Half against his will, he turned his head and saw a woman in the driver’s seat of the Saab, a large map unfolded against the steering wheel.  She looked about forty-five years old.  In silhouette, her face just missed beauty — her nose a bit large, her chin a bit weak.  Crow’s-feet suggested she was a worrier.  Her brown hair was cut short and neat.  She wore a black leather jacket.  A cell phone lay on the dashboard in front of her.

Just looking at her made Jonah hungry.  Ravenous.  Here was a living, breathing woman, not twenty feet away, with a unique past and future.  No other person had had precisely the same experiences or had thought precisely the same thoughts.  Invisible bonds connected her to parents and grandparents, perhaps siblings, perhaps a husband or lovers, or both.  Perhaps children.  Friends.  Her brain held data she had gathered, picking and choosing what to read and look at and listen to out of interests and abilities that were mystical and immeasurable parts of her.  Of
her
, a being like no other.  She harbored likes and dislikes, fears and dreams, and (this, more than anything) traumas that were hers and hers alone — unless she could be coaxed to share them.

Bolts of pain exploded into Jonah’s eyes.  He looked away, staring at the highway for most of a minute, hoping another car would slow to enter the rest area.  None did.

Why did it always seem so easy?  Almost prearranged.  Even preordained.  He never stalked his victims; he came upon them.  Was the universe organizing to feed him the life force of others?  Did the people who crossed his path come in search of him?  Did they unconsciously need to die as much as he needed to kill?  Did God want them in heaven?  Was he some kind of angel?  An angel of death?  His saliva started to run thicker in his mouth.  The throbbing in his head surged beyond anything like a headache, beyond any migraine.  He felt as though a dozen drill bits inside his skull were powering their way out, through his forehead, his temples, his ears, down through the roof of his mouth, his lips.

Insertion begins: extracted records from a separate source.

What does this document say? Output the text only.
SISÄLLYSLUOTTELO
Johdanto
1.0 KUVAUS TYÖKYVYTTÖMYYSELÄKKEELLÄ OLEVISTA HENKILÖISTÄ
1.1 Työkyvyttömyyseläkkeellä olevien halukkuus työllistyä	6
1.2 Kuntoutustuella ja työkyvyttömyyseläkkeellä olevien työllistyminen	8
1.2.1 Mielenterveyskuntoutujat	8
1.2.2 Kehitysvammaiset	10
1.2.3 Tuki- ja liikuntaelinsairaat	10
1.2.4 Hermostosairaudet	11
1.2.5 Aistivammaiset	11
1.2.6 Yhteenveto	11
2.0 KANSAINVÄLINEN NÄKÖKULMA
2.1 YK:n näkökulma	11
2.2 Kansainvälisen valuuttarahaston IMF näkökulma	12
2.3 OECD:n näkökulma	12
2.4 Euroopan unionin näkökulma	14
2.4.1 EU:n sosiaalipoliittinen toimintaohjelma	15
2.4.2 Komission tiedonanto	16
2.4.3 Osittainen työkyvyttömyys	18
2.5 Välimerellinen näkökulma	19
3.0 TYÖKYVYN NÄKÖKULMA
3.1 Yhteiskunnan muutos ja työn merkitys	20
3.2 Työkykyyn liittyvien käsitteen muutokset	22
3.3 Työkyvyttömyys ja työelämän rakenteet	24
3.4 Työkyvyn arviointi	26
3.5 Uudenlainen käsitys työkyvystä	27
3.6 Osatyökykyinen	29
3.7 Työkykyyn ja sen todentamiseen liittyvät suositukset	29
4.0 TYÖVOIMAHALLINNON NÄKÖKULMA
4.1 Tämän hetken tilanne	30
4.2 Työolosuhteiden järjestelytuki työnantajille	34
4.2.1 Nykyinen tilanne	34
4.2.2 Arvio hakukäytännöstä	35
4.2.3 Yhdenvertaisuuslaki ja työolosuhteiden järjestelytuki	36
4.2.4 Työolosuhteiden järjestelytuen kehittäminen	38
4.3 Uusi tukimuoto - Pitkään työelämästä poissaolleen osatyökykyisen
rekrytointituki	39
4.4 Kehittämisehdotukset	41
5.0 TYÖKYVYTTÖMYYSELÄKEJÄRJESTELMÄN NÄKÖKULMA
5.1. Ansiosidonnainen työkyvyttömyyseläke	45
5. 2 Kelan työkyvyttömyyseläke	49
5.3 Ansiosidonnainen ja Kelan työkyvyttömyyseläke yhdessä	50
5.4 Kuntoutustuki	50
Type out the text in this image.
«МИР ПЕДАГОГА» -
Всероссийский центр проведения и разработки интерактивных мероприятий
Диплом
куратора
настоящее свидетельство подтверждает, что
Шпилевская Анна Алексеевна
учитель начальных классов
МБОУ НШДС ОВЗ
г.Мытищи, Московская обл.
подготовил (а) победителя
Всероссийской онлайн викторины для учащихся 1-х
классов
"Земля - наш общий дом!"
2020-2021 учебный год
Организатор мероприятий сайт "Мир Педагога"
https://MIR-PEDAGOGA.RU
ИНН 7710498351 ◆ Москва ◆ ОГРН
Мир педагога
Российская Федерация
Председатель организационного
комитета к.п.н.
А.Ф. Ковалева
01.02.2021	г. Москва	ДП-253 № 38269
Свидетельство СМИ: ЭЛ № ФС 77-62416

He thought of killing himself, an impulse that had visited him before each murder.  The straight razor in his pocket could end his suffering once and for all.  But he had made only meager attempts on his own life.  Shallow lacerations to his wrists.  Five or ten pills, instead of fifty or a hundred.  A drunken leap from a second-story window that fractured his right fibula.  These were suicidal
gestures
, nothing more.  Deep down Jonah wanted to live.  He still believed he could make amends in this life.  Beneath all his self-loathing, at the core of his being, he still loved himself in the unconditional way he prayed the Lord did.

He flicked on the BMW’s cabin light and sounded a short blast of his horn, nauseated at secreting the first sticky strand of his poisonous web.  The woman startled, then looked over at him.  He leaned toward her and held up a finger, almost shyly, then lowered his passenger window not quite halfway, as if
he
wasn’t sure whether to trust
her
.

The woman hesitated, then lowered her own window.

"Excuse me," Jonah said.  His voice was velvety and deep, and he knew it had a nearly hypnotic effect.  People never seemed to tire of listening to him.  They rarely interrupted him.

The woman smiled, but tightly, and said nothing.

"I know this would be, uh... asking a lot... but, uh..."  He stuttered intentionally, to sound unsure of himself.  "My, uh... phone..." he said, with a shrug and a smile, "kind of died."  He held up his cell phone.  It was silver and looked pricey.  He extended his arm and turned his wrist, checking the time on his shiny Cartier chronograph, a cabochon sapphire at the crown.  He knew most people trusted others with money, either because they believed the rich didn’t need to steal from them, or because they assumed the rich valued society’s rules too much to break them.  "I’m a doctor," Jonah went on.  He shook his head.  "Left the hospital about four minutes ago, and they’re paging me already.  Any chance I could, uh... borrow your phone?"